If you live in Canada, the UK, the EU, Norway, Iceland, or Russia, you’re about to see things change in Apple’s App Store. The company announced today that it will be raising minimum app prices in various countries to account for currency exchange rates and value added tax.
For obvious reasons, iOS users living in these countries aren’t thrilled about the rate hike, but developers have been told of the new rates already, which means that minimums are already set to rise.
The Increase Amounts
In Canada, the minimum app price is rising to $1.19; .99 in the EU; and .79 in the UK. Apple originally decided to raise the rates in Europe because the Value Added Tax (VAT) increased pertaining to digital goods. Why Apple decide to raise rates in other countries is unclear, though exchange rates has something to do with it, so the company says.
This is not the first time that Apple has raised its App Store rates. The company has been shifting rates in various countries for some time now, though this might be the biggest rate hike across numerous countries that has been seen so far. It’s hard to say whether or not Apple will benefit from these rates, though it’s rather likely that most iOS users will refrain from making a lot of App Store purchases due to the rate hikes.
iOS users in the countries impacted were unhappy today across the board at the news of the rate hikes.
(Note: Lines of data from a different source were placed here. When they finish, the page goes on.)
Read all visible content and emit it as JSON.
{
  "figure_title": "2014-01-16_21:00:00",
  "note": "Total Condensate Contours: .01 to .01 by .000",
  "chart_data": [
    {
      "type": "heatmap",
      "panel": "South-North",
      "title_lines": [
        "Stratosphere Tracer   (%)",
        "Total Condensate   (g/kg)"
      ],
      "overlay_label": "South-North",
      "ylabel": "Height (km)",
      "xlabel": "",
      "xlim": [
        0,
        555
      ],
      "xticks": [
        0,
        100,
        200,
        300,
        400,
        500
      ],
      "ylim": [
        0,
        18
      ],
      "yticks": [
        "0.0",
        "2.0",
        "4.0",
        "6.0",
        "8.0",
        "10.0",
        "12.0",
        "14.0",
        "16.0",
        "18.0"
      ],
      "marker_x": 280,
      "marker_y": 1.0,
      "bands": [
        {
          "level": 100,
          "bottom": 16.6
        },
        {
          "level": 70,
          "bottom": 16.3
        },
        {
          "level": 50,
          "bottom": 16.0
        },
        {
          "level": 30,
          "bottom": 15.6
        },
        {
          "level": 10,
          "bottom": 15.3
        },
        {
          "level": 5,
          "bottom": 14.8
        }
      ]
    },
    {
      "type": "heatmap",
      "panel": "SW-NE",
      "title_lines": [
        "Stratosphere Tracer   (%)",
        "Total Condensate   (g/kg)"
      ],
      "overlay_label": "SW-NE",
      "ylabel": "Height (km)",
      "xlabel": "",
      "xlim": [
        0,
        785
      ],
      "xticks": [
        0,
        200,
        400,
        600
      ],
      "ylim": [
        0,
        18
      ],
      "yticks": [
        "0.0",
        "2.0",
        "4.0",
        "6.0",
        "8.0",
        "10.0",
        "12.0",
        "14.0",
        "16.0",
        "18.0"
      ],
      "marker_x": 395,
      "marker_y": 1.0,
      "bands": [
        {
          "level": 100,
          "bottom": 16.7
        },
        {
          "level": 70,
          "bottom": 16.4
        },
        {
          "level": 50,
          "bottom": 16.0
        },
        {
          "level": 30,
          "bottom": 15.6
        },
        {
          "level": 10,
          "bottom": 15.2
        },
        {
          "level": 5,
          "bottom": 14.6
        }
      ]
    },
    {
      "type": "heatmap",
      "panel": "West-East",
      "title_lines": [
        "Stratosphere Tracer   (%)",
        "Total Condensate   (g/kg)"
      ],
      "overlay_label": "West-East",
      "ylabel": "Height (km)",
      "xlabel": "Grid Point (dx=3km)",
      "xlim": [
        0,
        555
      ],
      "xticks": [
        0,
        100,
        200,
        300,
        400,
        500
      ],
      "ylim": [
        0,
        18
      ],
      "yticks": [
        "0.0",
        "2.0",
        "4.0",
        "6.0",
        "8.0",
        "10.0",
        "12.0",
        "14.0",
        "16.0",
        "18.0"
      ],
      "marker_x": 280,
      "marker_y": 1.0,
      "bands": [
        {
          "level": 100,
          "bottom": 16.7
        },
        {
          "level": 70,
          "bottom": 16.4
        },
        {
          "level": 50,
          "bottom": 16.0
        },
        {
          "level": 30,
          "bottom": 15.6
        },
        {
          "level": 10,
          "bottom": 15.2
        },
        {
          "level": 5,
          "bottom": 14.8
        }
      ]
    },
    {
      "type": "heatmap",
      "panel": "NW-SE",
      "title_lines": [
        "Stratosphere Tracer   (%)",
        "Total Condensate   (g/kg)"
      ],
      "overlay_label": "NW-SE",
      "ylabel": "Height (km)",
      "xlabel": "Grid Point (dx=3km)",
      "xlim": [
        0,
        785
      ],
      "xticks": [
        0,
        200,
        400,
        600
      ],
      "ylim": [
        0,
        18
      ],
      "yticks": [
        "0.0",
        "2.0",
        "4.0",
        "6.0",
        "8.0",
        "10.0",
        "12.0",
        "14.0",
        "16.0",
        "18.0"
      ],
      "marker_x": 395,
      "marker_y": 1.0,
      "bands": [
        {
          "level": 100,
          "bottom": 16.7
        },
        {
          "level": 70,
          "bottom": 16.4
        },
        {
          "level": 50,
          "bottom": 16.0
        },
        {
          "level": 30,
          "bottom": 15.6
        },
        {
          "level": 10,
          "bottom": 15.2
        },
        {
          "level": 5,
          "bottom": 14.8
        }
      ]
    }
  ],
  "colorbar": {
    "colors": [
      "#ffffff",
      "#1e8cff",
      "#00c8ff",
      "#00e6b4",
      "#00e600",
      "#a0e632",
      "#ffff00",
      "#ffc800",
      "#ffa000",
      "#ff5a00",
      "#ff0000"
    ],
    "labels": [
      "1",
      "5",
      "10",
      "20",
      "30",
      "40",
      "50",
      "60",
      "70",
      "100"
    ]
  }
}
Even though most apps are more than affordable, a raise in rates means spending more money on apps, and that’s something that most people simply aren’t willing to do. This could also have an impact on developers that make apps for iOS. If users cut back on purchases, developers will earn less from the creation of apps.
No other company has changed app pricing as much as Apple has, which is another reason why users are not thrilled with the news this morning. But, the new changes (at least in Europe) are bound to impact other retailers as well, so you can expect prices to change when it comes to buying things on sites like Amazon. Whether or not other app store prices will change remains to be seen, but it does seem likely.
What You Can Do
If you live in any of the countries mentioned, there’s not a heck of a lot that you can do about the rise in iOS app prices. You can get rid of your phone, though, and switch to a flip phone (increasingly popular and possibly reasonably so), or purchase a phone made by a manufacturer other than Apple. Be warned, though, that Apple is just the first company to make this price change, and many other companies are likely to follow suit.
In addition, small businesses in Europe may also be impacted by the new VAT hike on digital goods. While this means more money for governments, it certainly means less for people that want to buy digital items in the form of app or other goods.